Velhasıl kelam, bizi biz yapan değerleri gören var mı? Her değerimiz orciğimize katılan İran cevizi ve glikoz gibi maalesef harap oldu. Şehrimiz hem fiziki hem de demografik olarak genişledikçe bu topraklara ait değerlerimiz kaybeder olduk. Her gün hırsızlık, ahlaksızlık, intihar ve cinayet haberi duyar olduk. Köylerimiz yazlık mekân haline geldi. Hangi köyümüzde kuzu meliyor ya da süt üretimi yapılıyor ya da tavuk besleniyor.
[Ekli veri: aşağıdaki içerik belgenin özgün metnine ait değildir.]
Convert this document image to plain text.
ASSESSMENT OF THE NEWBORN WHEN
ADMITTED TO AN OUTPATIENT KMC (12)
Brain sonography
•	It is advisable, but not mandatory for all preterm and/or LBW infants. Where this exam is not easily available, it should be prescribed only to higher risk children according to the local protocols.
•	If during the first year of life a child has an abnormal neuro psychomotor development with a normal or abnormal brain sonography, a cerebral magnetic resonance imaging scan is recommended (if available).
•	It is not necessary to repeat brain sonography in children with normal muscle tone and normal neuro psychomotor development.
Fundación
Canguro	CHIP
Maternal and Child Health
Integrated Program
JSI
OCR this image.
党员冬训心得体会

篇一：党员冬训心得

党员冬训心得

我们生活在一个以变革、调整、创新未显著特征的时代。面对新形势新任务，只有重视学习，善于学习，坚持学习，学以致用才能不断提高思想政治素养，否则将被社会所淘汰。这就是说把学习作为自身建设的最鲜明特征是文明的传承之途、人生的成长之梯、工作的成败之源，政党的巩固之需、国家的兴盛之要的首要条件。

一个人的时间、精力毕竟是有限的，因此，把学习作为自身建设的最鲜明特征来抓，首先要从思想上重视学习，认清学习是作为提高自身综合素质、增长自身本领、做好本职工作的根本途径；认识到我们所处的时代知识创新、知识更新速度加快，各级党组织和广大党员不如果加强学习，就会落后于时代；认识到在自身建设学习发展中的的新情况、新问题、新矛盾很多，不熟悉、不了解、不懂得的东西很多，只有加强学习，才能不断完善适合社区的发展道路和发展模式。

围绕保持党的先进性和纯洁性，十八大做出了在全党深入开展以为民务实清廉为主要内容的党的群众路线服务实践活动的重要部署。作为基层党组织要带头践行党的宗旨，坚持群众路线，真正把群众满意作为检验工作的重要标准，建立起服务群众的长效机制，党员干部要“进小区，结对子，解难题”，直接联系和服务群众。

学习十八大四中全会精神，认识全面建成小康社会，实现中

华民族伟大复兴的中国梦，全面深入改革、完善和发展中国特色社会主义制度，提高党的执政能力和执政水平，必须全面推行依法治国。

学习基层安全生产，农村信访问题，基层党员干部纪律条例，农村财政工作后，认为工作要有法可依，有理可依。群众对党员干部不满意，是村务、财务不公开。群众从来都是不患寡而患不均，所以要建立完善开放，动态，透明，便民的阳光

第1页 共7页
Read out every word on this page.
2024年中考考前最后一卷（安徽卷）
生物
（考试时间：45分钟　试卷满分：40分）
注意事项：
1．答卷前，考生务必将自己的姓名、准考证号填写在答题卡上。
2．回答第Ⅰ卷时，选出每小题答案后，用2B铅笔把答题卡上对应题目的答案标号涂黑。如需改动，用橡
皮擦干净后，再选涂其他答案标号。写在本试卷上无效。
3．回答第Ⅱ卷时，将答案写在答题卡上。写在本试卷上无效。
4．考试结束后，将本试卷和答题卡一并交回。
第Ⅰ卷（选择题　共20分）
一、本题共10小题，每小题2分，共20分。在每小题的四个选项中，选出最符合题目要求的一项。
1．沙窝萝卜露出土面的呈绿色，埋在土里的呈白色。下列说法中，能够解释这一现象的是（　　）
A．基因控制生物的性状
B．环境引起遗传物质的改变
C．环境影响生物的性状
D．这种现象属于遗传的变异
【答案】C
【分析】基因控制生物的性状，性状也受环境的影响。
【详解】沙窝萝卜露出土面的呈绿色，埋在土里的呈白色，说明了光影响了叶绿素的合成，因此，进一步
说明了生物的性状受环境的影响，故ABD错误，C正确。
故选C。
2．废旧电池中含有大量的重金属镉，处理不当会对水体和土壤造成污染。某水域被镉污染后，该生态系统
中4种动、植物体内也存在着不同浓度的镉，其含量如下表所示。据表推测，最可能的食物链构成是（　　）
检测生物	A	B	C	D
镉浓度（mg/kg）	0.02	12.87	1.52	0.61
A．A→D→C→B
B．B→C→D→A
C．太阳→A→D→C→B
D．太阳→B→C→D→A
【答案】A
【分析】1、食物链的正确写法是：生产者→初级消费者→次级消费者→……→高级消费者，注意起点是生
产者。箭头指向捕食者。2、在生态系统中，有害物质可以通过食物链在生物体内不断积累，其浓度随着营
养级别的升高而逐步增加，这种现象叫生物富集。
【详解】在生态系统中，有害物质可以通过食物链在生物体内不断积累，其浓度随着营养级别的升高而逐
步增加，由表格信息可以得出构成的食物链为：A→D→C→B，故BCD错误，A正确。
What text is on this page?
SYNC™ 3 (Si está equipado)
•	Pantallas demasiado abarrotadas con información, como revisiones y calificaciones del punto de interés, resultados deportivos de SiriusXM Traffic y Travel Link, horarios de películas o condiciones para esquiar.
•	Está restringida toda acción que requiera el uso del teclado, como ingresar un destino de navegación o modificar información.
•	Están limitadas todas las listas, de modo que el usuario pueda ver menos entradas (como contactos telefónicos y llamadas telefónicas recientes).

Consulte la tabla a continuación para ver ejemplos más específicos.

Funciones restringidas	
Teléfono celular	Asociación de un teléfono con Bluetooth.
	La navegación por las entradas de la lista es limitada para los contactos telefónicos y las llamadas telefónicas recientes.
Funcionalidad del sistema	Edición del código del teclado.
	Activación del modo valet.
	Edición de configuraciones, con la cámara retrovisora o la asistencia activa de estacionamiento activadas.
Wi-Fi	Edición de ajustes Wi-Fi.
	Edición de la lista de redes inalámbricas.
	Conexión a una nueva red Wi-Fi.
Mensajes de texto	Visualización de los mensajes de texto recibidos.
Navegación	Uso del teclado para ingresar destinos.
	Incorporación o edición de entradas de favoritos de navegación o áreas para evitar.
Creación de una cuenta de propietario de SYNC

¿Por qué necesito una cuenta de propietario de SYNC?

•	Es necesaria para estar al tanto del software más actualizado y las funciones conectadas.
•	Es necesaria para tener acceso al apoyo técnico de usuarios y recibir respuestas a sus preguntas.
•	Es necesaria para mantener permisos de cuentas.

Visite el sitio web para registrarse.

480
Köylü bile tabii kaldıysa; et, süt ve yumurta ihtiyacını artık şehirdeki marketlerden karşılar oldu. Uygulanan tarım ve tarımsal üretim politikaları maalesef ilimiz açısından hezimet. Herkes paylaşım platformlarında ya da köşe yazılarında bir şeyler yazıyor şehrimizin üretimiyle ilgili bilip bileden. Sahi bilmeye öğrenmeye ne gerek var muazzam cahilliğe rağmen bir o kadar her konuda bilgili bir kitle var bu şehirde. Her şeyinde diplomalı bir uzmanı çıkar olmuş. Çiftçimiz suskun onlar konuşkan olmuş. Uzman işi yapandır değerli okurlar. Akıl veren ya da teorik olarak aldığı bilgiyi uygulamaktan aciz olan değildir uzman.